Charles Town

Charles Town

Tom LaMarra

WV County Wants Horse Racing Funds Protected

Commission to prepare resolution for state lawmakers this year.

The governing body of Jefferson County, W.Va., where Hollywood Casino at Charles Town Races is located, plans to send a message to state legislators that further reductions in the share of gaming revenue that supports Thoroughbred breeding and racing in the county are unacceptable.

The Jefferson County Commission Jan. 8 held what it called a "horse racing summit," at which it heard from industry stakeholders and local state representatives. Commissioners voiced support for a resolution outlining the significance and importance of horse racing to the local economy, including its role in tourism.

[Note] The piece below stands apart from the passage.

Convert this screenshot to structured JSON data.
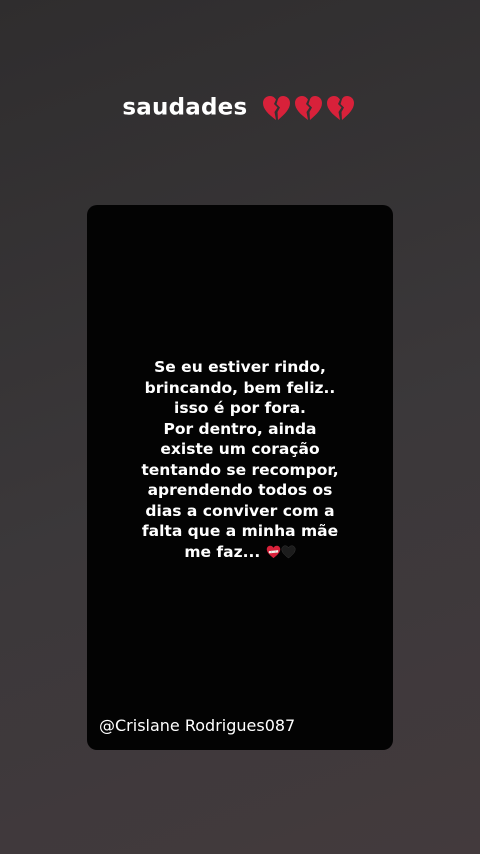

The West Virginia Legislature last year, in the final hours of a special session, passed what has been called the "haircut bill"—it took 10% of racing's share of gaming revenue and shifted it to other state programs. In addition, language was inserted that racing wouldn't get back the $11 million per year it lost to make workers' compensation programs whole.

Now, there is fear lawmakers will go after the remaining $80 million a year Thoroughbred and Greyhound racing receive from gaming to plug a $400 million budget hole. In a major shift, Republicans now control both houses of the legislature; Gov. Earl Ray Tomblin is a Democrat.

Sen. Herb Snyder, a Democrat who represents Jefferson County, said Tomblin last year indicated "he wouldn't take more money from the horsemen," but the shift in legislative power could be a complicating factor. Snyder said there have been rumblings the legislature may go after the $80 million; others have said it will be left alone.

"If they take the $80 million, it will be the end of you," Snyder said during the Jan. 8 county commission meeting. "We can't let that happen."

Democrat Stephen Skinner, a member of the House of Delegates who represents Jefferson County, noted there is a disconnect in the legislature when it comes to Jefferson County, which borders Virginia and Maryland in the state's Eastern Panhandle and is far removed from the state capital of Charleston. He said racing's share of revenue from gaming—despite the original legislative intent to support and grow the industry—is mistakenly viewed as a wasteful subsidy.

Jefferson County voters authorized video lottery terminals, and later table games, at Charles Town, which is owned by Penn National Gaming Inc. The idea was to maintain the tradition of Thoroughbred racing and breeding in the county, as well as provide casino jobs and boost tourism.

The racetrack, which opened in 1933, closed for a brief period in the mid-1990s after the first local referendum on VLTs was defeated.

Like many other casinos in the Mid-Atlantic region, Charles Town has seen its revenue decrease because of increased gaming competition in neighboring states.

"There is no reason the state of West Virginia should get into subsidizing horse racing," Skinner said. "It's absurd. What we want is for PNGI and the horsemen and the breeders to succeed in Jefferson County. I beg of you all to speak with a unified voice, and come to Charleston to fight for all of us here."

County commissioners repeatedly said a unified voice is necessary, and said they want PNGI to be part of it. When it comes to legislative lobbying in West Virginia, however, the state's racetrack casinos and horsemen's groups have different lobbyists and don't necessarily share the same interests.

How that dynamic will impact the Jefferson County effort remains to be seen. But Erich Zimny, vice president of racing operations at Charles Town, indicated to the commission the company understands the need for unity.

"In addition to unity, there is the education factor," Zimny said. "I'm confident everyone in this room knows what the issues are, but I'm not so sure that in other parts of the state that's necessarily the case."

Much of West Virginia relies on the coal and natural gas industries, which also have experienced declines in revenue. The economic contributions of horse racing at Charles Town, and even at Mountaineer Casino, Racetrack & Resort in the state's Northern Panhandle, aren't well recognized throughout much of the state.

Phil Reale, who spoke on behalf of the Charles Town Horsemen's Benevolent and Protective Association, said the change in legislative leadership offers opportunities for education. He said a resolution from the country is a means to send a message to Charleston.

Republican Delegate Paul Espinosa, who worked at Charles Town years ago, said there are 30 new legislators in 2015, and they need to be educated on the contributions racing and breeding make to Jefferson County and other parts of the state. He said 21 members of the House of Delegates who voted for the 10% reduction in racing revenue in 2014 are gone.

"(The racing industry) is not something we can automatically expect legislators to understand," Espinosa said. "But clearly the risk before us is a gradual return to the days of the mid-1990s, which we'd rather not return to."

In 2004, the year before a percentage of racing revenue was shifted to workers' comp programs, purses at Charles Town totaled $51.9 million. In 2014, purses totaled $32.8 million.

The 37.4% decrease is largely attributable to Legislature-authorized reductions in horse racing's share of gaming revenue and overall declines in gaming revenue at Charles Town because of competition from other casinos in the region.